De tout temps, et encore dans un passé récent, les collectivités locales ont été soumises en matière de dépenses au contrôle préalable d'une autorité de tutelle proche du pouvoir central. L'époque n'est pas si loin où le budget d'une commune n'était exécutoire que lorsque le Préfet l'avait approuvé.

A cette époque, tel était déjà le cas, à partir de l'idée simple mais sans doute vérifiée, qu'une collectivité endettée, ce sont des habitants appauvris qui par suite payent mal les impôts de l'Etat et nuisent donc à l'intérêt public. Le Roi avait donc mis en place une administration qui devait autoriser préalablement les décisions des communautés qui engageaient les finances locales. Ce sont "les commissaires députés pour la vérification des dettes des communautés", titre un peu long mais qui s'explique parfaitement.

Au cours de l'assemblée, le point de cette autorisation qu'il faut préalablement obtenir a certainement été soulevé par le notaire qui connaît le droit. Mais attention, nous sommes déjà le 7 avril et le délai pour faire appel, à Dijon, expire le 19 avril prochain. Jamais cette autorisation n'arrivera à temps, d'autant que cette administration est, elle aussi, installée à Dijon. On ne peut pas courir le risque d'être pris par les délais; alors, tant pis, on passe outre et l'on se fera autoriser après! Mais on veut faire ressortir que si l'on procède ainsi ce n'est pas par ignorance ou mépris de la loi, mais par pure nécessité, ce qu'on espère bien que les Commissaires Députés comprendront.

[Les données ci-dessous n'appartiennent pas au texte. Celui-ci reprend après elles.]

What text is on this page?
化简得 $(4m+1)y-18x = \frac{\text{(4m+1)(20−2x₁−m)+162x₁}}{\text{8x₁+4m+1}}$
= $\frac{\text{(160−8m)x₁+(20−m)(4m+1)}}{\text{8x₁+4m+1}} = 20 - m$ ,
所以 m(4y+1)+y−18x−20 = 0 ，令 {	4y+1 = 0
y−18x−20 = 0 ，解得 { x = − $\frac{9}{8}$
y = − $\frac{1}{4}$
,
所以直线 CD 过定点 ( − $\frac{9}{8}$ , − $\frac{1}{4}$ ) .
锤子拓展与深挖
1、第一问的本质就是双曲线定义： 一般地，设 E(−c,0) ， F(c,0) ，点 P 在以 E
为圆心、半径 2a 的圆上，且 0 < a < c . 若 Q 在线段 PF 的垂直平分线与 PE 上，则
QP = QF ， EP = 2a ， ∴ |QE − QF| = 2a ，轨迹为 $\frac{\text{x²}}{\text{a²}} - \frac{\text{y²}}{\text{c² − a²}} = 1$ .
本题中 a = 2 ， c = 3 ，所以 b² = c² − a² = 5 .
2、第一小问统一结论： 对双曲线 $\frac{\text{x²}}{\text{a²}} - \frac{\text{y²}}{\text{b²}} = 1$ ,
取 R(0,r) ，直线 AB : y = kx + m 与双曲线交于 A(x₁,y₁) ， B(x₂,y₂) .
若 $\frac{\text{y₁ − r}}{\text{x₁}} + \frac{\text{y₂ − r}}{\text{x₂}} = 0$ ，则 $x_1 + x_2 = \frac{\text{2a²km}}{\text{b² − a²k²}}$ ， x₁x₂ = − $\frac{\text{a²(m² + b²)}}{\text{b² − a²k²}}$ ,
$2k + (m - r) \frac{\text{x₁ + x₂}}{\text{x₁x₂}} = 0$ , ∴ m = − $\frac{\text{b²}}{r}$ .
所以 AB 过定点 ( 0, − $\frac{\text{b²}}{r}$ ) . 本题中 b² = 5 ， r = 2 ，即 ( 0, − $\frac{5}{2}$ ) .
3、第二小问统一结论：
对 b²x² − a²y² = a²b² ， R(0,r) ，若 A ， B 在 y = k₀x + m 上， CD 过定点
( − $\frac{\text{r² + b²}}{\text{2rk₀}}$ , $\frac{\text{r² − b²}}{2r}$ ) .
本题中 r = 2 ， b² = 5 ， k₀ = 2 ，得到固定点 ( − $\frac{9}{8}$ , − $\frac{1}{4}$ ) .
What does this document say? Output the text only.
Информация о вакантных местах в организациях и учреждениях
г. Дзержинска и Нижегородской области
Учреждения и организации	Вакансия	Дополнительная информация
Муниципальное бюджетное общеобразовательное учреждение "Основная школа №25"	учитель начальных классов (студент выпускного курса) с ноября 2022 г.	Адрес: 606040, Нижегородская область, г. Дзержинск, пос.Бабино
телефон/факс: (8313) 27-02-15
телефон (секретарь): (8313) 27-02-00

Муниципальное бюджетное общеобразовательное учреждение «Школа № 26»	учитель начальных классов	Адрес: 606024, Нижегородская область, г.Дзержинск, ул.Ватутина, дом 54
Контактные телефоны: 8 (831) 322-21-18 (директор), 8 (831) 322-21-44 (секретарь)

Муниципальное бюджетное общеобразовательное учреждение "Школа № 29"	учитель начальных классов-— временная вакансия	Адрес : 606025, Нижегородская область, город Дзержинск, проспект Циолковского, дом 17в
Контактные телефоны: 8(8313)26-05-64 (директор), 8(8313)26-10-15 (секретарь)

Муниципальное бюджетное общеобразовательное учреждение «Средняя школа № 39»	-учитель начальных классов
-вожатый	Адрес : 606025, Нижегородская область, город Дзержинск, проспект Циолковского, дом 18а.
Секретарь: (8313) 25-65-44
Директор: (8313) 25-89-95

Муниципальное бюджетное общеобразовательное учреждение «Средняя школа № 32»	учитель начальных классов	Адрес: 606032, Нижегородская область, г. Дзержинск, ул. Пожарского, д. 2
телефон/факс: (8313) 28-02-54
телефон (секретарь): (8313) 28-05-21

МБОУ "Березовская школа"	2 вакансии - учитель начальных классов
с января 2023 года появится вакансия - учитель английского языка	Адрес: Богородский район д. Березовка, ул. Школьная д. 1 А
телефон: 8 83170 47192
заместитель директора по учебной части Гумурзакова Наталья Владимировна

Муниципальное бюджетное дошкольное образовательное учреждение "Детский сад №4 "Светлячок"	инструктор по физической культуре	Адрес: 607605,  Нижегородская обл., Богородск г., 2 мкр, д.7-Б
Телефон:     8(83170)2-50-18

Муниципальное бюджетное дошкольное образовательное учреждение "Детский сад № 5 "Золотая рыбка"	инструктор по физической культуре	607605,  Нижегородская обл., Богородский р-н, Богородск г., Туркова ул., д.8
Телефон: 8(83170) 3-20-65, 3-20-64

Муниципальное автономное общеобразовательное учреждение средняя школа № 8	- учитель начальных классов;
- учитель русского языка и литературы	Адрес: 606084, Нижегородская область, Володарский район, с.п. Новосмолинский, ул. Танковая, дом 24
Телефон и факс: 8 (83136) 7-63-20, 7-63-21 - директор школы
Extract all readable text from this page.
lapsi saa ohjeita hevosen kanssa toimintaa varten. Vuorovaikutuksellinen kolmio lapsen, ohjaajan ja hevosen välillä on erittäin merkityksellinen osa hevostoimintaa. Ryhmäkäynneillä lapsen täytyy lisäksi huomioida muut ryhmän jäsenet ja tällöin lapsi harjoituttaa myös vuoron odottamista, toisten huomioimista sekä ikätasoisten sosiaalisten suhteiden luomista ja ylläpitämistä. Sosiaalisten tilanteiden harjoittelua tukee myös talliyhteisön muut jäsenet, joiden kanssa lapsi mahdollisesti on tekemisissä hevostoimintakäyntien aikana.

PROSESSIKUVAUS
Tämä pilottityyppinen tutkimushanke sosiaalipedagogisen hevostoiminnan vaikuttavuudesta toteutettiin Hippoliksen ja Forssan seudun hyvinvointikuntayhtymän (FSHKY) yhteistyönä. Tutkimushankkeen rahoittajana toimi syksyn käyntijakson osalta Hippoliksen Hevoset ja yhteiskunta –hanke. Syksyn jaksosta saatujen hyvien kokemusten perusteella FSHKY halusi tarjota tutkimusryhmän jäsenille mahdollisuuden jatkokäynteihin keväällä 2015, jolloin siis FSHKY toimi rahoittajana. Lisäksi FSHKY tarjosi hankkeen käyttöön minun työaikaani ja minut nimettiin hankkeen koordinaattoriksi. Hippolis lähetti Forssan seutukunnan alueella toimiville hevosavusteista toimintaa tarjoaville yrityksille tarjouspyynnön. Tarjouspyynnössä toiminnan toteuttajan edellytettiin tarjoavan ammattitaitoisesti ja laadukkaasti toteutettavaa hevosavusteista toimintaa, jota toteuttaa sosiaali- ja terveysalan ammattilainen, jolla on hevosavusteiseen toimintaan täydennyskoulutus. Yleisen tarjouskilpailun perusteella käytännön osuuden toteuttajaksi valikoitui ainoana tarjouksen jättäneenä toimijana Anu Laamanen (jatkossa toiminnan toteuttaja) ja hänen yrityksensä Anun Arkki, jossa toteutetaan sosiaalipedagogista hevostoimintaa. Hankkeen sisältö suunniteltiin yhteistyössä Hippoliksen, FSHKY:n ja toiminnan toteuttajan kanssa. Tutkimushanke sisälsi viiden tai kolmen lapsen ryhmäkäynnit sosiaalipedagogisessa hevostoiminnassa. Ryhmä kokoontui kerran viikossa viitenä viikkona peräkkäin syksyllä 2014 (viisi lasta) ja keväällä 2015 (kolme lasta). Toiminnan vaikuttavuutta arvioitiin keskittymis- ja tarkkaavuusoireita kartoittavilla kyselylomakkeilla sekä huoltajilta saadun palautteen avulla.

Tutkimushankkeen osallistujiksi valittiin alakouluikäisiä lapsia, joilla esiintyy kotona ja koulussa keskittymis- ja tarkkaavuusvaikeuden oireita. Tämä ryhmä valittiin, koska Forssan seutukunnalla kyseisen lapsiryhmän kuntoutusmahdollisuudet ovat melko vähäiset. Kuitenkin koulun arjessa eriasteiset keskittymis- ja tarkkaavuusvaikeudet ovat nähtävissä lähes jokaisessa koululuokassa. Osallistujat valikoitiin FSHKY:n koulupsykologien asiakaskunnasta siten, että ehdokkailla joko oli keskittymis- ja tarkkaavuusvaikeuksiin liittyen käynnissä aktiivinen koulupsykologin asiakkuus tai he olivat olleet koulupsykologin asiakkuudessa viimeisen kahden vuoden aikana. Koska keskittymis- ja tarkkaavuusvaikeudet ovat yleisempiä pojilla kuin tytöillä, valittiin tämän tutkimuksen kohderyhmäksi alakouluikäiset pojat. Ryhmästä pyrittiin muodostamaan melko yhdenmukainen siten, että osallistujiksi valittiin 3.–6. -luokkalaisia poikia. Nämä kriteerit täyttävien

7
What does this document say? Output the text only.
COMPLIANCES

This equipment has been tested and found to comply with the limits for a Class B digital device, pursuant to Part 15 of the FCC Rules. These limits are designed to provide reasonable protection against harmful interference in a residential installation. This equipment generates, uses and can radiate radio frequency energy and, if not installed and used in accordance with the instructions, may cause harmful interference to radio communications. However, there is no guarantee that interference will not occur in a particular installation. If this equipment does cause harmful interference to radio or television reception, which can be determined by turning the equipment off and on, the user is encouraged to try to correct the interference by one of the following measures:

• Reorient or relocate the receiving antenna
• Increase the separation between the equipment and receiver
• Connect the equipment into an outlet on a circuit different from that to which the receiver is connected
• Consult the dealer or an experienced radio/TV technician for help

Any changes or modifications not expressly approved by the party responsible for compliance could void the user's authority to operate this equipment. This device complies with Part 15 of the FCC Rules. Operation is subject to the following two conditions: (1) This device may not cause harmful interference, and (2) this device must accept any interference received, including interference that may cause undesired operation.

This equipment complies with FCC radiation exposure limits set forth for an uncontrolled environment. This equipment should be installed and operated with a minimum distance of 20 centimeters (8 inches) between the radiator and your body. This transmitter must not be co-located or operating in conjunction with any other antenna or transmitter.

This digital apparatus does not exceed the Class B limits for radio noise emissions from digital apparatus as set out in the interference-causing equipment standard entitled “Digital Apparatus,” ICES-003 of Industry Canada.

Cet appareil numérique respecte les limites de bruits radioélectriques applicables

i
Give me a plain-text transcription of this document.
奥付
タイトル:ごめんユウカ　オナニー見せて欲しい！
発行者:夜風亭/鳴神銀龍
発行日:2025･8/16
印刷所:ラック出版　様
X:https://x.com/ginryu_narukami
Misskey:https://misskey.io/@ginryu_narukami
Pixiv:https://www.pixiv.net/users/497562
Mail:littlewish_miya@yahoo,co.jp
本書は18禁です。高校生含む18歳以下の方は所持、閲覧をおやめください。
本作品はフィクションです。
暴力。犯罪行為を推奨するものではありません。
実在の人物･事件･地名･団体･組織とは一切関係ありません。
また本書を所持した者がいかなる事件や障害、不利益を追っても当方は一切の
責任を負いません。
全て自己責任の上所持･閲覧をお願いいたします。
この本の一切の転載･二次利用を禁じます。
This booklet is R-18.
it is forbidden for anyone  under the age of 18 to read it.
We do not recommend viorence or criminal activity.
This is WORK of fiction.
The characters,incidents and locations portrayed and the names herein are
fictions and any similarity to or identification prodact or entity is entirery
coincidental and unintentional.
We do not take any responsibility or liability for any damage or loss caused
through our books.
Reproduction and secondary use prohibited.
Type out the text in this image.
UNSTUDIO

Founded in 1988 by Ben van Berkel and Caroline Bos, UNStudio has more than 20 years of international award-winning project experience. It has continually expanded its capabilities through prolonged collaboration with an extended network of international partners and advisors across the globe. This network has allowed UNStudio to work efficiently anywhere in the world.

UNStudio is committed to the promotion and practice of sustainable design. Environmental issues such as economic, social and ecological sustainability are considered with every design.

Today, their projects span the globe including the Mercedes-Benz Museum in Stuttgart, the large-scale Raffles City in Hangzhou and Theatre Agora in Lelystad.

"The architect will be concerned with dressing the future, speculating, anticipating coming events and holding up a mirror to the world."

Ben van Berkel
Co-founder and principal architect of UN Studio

Les commissaires députés l'ont effectivement compris. Le 5 juin 1733, les Varnois leur présentent, par l'intermédiaire de leur avoué au Parlement qu'ils ont entre temps choisi, comme on le verra plus loin, une supplique où ils expliquent dans le style quelque peu servile, mais tout à fait usuel de l'époque que "comme ils n'avaient que le mois pour relever cette appellation à peine d'y être déclarés irrecevables, ils ne purent alors vous demander, nosseigneurs, votre permission... Aujourd'hui ils recourent à votre autorité... et à ce qu'ils vous plaisent, Nosseigneurs, leur permettre de poursuivre le jugement de l'appellation." Par ordonnance en date à Dijon du même jour, les Varnois sont autorisés à poursuivre la procédure.

Mais n'anticipons pas plus, et revenons à notre assemblée, en place publique, du 7 avril 1733, où nous espérons pour nos ancêtres qu'il a fait beau !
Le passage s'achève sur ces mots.